Le futur Namoc (National Art Museum of China) de Pékin, confié à Jean Nouvel, s’inscrit dans cette même logique. L’architecte explique que c’est d’une immersion lente et longue dans la culture calligraphique chinoise de Shitao, poète et peintre de la dynastie Qing, qu’il a extrait l’écriture de son projet. Quel symbole que ce concours international, remporté par un Français, injectant dans ce bâtiment l’essence même de la culture pékinoise !
Ce sont donc ces lieux d’expression culturelle où se joue l’âme d’un peuple qui font signe au monde entier. Le soft power trouve l’une de ses plus solides expressions dans le bâti. C’est avec la démesure de ses moyens qu’Abou Dhabi mène sa transformation. Cette expérience inédite rassemble autour de « la même place de village » les cultures, les écritures architecturales, les patrimoines et les écoles, les entreprises du monde entier. Les émiratis construisent en dur le village global prophétisé par Marshall McLuhan. Ce laboratoire à échelle 1 permettra peut-être d’examiner les tensions qu’un tel assemblage va générer. Babel, édifiée selon certaines hypothèses dans la vallée de Shinéar, que l’on situerait aujourd’hui en Irak, n’est pas si loin. Il faudra une ou deux générations pour mesurer la distance qui sépare ce mythe fondateur de notre réalité future.

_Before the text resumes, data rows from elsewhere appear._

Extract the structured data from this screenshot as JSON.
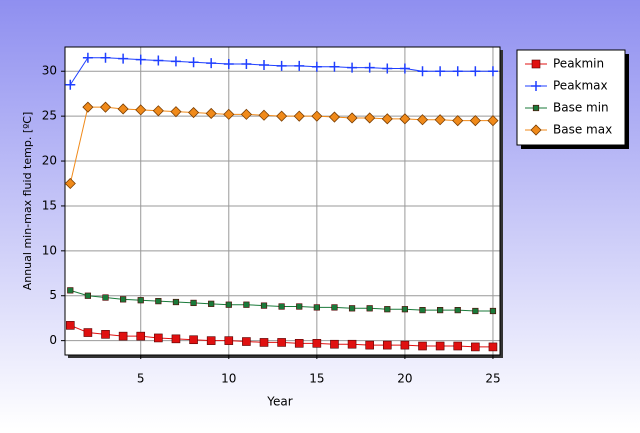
{
  "chart_data": {
    "type": "line",
    "xlabel": "Year",
    "ylabel": "Annual min-max fluid temp. [ºC]",
    "x": [
      1,
      2,
      3,
      4,
      5,
      6,
      7,
      8,
      9,
      10,
      11,
      12,
      13,
      14,
      15,
      16,
      17,
      18,
      19,
      20,
      21,
      22,
      23,
      24,
      25
    ],
    "series": [
      {
        "name": "Peakmin",
        "color": "#e01010",
        "marker": "square",
        "values": [
          1.7,
          0.9,
          0.7,
          0.5,
          0.5,
          0.3,
          0.2,
          0.1,
          0.0,
          0.0,
          -0.1,
          -0.2,
          -0.2,
          -0.3,
          -0.3,
          -0.4,
          -0.4,
          -0.5,
          -0.5,
          -0.5,
          -0.6,
          -0.6,
          -0.6,
          -0.7,
          -0.7
        ]
      },
      {
        "name": "Peakmax",
        "color": "#1f3fff",
        "marker": "plus",
        "values": [
          28.5,
          31.5,
          31.5,
          31.4,
          31.3,
          31.2,
          31.1,
          31.0,
          30.9,
          30.8,
          30.8,
          30.7,
          30.6,
          30.6,
          30.5,
          30.5,
          30.4,
          30.4,
          30.3,
          30.3,
          30.0,
          30.0,
          30.0,
          30.0,
          30.0
        ]
      },
      {
        "name": "Base min",
        "color": "#1a7a3a",
        "marker": "square",
        "values": [
          5.6,
          5.0,
          4.8,
          4.6,
          4.5,
          4.4,
          4.3,
          4.2,
          4.1,
          4.0,
          4.0,
          3.9,
          3.8,
          3.8,
          3.7,
          3.7,
          3.6,
          3.6,
          3.5,
          3.5,
          3.4,
          3.4,
          3.4,
          3.3,
          3.3
        ]
      },
      {
        "name": "Base max",
        "color": "#f08a1a",
        "marker": "diamond",
        "values": [
          17.5,
          26.0,
          26.0,
          25.8,
          25.7,
          25.6,
          25.5,
          25.4,
          25.3,
          25.2,
          25.2,
          25.1,
          25.0,
          25.0,
          25.0,
          24.9,
          24.8,
          24.8,
          24.7,
          24.7,
          24.6,
          24.6,
          24.5,
          24.5,
          24.5
        ]
      }
    ],
    "xlim": [
      0.7,
      25.4
    ],
    "xticks": [
      5,
      10,
      15,
      20,
      25
    ],
    "ylim": [
      -1.6,
      32.7
    ],
    "yticks": [
      0,
      5,
      10,
      15,
      20,
      25,
      30
    ],
    "grid": true,
    "legend": "right"
  }
}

Gilles DELÉRIS cofondateur de l’agence W, enseignant à Sciences Po Paris, auteur avec Denis Gancel de « Ecce Logo, les marques, anges et démons du XXIe siècle »
(In La Revue Civique n°12, Automne 2013) 

► Se procurer la revue

1) « Pour comprendre les médias », Marshall McLuhan, Seuil, Collection Points, 1968.
2) Screenagers : de screen + teenagers, adolescents passant du temps sur les écrans connectés.
3) Nation Goodwill Observer, étude réalisée par W, Ernst&Young, Cap et HEC, 2012.
4) Cities of opportunities étude réalisée par PWC, 2012.
5) « Sociologie urbaine », Yves Grafmeyer et JeanYves Authier, Armand Colin, Collection Domaines, 2012.